И посейчас думается, что многие друзья-товарищи ушедшего отца ворвались однажды, да так и застряли там, в вечных двадцати: с деревянной танцплощадкой под ивами у пруда – ни одни танцы не обходились без мордобоя и редкая неделя не знаменовалась поножовщиной… С нестройно-дружными песнями под «Агдам» и две гитары в яблоневых вечерних садах; с первыми сроками, за какими грядут неизбежно вторые и третьи – чуть ли не в каждой семье непременно кто-то сидел, готовился сесть или только что освободился… С понимаемой по-своему, бескомпромиссной и безжалостной справедливостью и упорным нежеланием сделаться частью обывательски-нормального социума… С непотопляемой, как ты ее не тычь башкой под воду, упрямо-бессмертной верой в лучшую жизнь и за горизонт уходящие поля нетронутой земляники…

Да, да, именно так.

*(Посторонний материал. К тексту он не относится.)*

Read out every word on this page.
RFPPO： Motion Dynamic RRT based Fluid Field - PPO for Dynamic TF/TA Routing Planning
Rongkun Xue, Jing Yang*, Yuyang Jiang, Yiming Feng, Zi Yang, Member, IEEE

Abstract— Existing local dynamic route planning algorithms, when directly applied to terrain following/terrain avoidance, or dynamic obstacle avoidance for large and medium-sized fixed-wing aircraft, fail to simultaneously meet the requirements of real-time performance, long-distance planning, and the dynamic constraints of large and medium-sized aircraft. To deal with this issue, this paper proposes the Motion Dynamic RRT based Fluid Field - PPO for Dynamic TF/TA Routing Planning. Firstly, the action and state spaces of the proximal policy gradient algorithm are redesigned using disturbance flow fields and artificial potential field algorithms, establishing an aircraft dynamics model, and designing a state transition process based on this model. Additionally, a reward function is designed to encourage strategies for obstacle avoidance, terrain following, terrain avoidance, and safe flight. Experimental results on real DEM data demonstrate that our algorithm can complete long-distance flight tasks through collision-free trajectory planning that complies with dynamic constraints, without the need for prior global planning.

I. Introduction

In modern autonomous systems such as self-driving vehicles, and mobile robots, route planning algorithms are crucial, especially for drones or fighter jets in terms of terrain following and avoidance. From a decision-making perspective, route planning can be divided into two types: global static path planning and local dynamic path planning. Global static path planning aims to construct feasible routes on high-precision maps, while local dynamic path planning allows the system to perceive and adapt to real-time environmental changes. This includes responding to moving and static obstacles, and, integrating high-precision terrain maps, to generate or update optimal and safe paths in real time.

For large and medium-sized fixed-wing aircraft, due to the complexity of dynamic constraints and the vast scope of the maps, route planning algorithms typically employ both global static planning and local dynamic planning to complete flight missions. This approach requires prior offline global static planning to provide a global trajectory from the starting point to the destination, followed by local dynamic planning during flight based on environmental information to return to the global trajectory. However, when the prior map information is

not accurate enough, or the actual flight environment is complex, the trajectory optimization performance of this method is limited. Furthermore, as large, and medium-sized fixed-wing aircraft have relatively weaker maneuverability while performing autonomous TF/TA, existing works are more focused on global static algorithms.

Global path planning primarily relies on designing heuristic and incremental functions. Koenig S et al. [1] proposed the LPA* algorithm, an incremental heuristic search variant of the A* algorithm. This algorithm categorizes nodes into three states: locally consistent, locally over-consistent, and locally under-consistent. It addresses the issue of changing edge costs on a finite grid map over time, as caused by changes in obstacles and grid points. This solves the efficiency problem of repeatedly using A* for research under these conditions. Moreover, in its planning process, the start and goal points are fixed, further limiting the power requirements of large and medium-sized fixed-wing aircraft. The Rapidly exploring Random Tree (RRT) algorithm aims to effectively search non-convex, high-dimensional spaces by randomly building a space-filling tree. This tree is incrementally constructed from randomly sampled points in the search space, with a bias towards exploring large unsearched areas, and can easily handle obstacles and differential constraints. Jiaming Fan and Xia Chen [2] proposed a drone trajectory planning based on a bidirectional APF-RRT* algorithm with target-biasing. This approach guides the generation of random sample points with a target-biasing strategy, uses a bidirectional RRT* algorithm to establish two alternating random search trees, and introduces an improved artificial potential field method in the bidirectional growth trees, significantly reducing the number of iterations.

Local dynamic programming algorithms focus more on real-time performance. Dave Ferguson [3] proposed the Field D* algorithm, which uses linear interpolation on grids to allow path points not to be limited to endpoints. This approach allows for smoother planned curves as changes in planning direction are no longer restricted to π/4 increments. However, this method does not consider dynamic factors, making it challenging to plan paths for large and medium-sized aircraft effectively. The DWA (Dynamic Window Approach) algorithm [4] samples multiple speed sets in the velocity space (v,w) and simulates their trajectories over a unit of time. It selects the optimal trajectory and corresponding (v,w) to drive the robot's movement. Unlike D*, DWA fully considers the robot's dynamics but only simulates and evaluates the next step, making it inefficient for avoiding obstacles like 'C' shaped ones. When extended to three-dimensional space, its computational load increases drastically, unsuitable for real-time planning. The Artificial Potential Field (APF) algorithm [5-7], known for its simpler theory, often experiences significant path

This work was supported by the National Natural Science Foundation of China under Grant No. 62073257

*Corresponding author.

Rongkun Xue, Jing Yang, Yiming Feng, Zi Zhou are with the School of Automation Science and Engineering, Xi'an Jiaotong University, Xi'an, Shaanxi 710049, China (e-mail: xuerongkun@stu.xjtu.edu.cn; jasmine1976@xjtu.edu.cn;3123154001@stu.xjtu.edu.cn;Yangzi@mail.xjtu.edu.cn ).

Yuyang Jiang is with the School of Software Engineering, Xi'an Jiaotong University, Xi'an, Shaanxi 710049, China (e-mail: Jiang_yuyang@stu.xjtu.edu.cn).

Люди эти – прежние друзья отца – категорически не желали взрослеть и расставаться с иллюзиями юности, и даже годы спустя наиболее упрямые, обратившись в ООР*, поднаторев и ожесточившись в ограниченном не ими пространстве, заимев туберкулез и бывая дома лишь в кратких перерывах между отсидками – сохраняли на жестких, изломанных лицах неизжитой, свойственный лишь начинающим людям отсвет бесшабашной и слепой веры, какой так трудно сыскать на правильной и скучной, как стиральная доска, физиономии «настоящего» взрослого…

Не оттого ли и позже, когда семья их получила, наконец, квартиру на Третьем, где имелись все зачатки убогой, но цивилизации: школа, детсад, два магазина, поликлиника и больница, клуб, заводоуправление и сельсовет – не оттого ли и потом его так тянуло на этот самый Первый, хотя, чтобы добраться до него, приходилось топать пять, без малого, километров вдоль узкоколейной насыпи, либо столько же – по гравийке, режущей край матёрого, мрачного ельника.

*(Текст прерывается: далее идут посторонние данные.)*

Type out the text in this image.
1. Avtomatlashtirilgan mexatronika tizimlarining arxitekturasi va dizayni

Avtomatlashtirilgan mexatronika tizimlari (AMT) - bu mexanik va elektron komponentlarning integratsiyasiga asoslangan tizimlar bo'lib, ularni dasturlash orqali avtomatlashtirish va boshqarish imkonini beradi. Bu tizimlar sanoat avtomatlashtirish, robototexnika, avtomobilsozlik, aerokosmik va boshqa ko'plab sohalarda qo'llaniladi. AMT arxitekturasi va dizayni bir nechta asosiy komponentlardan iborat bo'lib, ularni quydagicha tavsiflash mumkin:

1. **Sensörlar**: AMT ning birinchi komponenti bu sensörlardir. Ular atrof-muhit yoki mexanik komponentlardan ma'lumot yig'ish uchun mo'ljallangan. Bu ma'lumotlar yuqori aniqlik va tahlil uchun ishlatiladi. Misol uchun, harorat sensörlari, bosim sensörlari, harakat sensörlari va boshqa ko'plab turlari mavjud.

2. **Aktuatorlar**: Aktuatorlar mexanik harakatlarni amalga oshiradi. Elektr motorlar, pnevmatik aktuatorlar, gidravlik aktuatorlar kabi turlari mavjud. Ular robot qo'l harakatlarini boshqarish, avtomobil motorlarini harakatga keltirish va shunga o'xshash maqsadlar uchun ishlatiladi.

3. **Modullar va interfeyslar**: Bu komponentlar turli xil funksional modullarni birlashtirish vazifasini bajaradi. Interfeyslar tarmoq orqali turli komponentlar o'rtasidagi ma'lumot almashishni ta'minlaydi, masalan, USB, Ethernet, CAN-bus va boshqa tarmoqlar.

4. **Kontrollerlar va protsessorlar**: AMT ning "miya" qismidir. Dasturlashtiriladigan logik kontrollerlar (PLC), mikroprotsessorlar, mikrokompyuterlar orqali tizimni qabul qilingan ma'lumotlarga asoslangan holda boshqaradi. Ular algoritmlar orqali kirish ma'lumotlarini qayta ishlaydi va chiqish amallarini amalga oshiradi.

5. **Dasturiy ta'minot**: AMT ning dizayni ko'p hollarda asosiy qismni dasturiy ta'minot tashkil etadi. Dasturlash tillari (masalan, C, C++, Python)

Да он и не отказывался, и желал, напротив – топать, потому как все, все они обретались там, в трех десятках почерневших от времени и стихий одноэтажных бараков:

…знаменитый Вася-Тунгус, счастливый обладатель вишневой «Явы» – пучеглазый приземистый крепыш с пуленепробиваемым лбом, как-то в одиночку одолевший в кулачном бою двенадцать молодых мужиков из вражьей Подсемёновки – он и больше бы сложил в штабеля, когда б вороги на том не иссякли…

…Сашка-Доцент, кудрявый, в отличие от киношного своего прототипа, но не менее напористый и авторитарный, до тридцати успевший трижды отсидеть и дважды объехать в погоне за долгим рублем едва ли не весь Союз, включая Карелию, Сибирь и Дальний Восток – завзятый матерщинник и грубиян, трепетный поклонник Владимира Семеновича и отец троих детей от такого же количества жен…

…Доллар, настоящего имени какого в анналах не сохранилось – итальянской волосатости, смуглявый и пьяный пожизненно симпатяга, ведавший складом ГСМ и с конца восьмидесятых заимевший устойчивую привычку везде и всюду, даже с самогонщицами, расплачиваться не иначе, как американской твердой валютой…

…Толик-Длинный – разболтанно-ленивой грацией, усыпляющей флегмой движений двухметрового своего тела походивший на сетчатого питона – и не менее, чем питон, опасный в ситуациях форсмажора, когда твоя, да и не только, жизнь стоит на кону и зависит лишь от умения угадать момент да ударить первым – здесь Толик молниеносен был, опытен и надёжен, за что имел вес немалый в соответствующих кругах и неизбывные проблемы с законом…

…и, конечно же, Вадя. Вадя! Живая легенда Первого участка, гениальный технарь-самоучка, обладавший волшебным умением реанимировать любой не подлежащий восстановлению технический хлам – будь то бобинный магнитофон, телевизор, пылесос или военный ГАЗ-66…

Вадя, посредством двух мощных, широких в кости рук вкупе с минимальным количеством инструмента способный сотворить самые нерукотворные чудеса – от мотоцикла оригинальной конструкции до надежнейших ножей-выкидух, какие он сочинял мигом и походя, из чистой любви к исусству, взимая за то символическую плату самогоном в количестве ноль-пять…

Вадя, скроенный атлетом, отслуживший, как и положено, в ВДВ, но не где-нибудь, а «за рекой», и вернувшийся из Афгана с медалью и группой инвалидности по психическому здоровью…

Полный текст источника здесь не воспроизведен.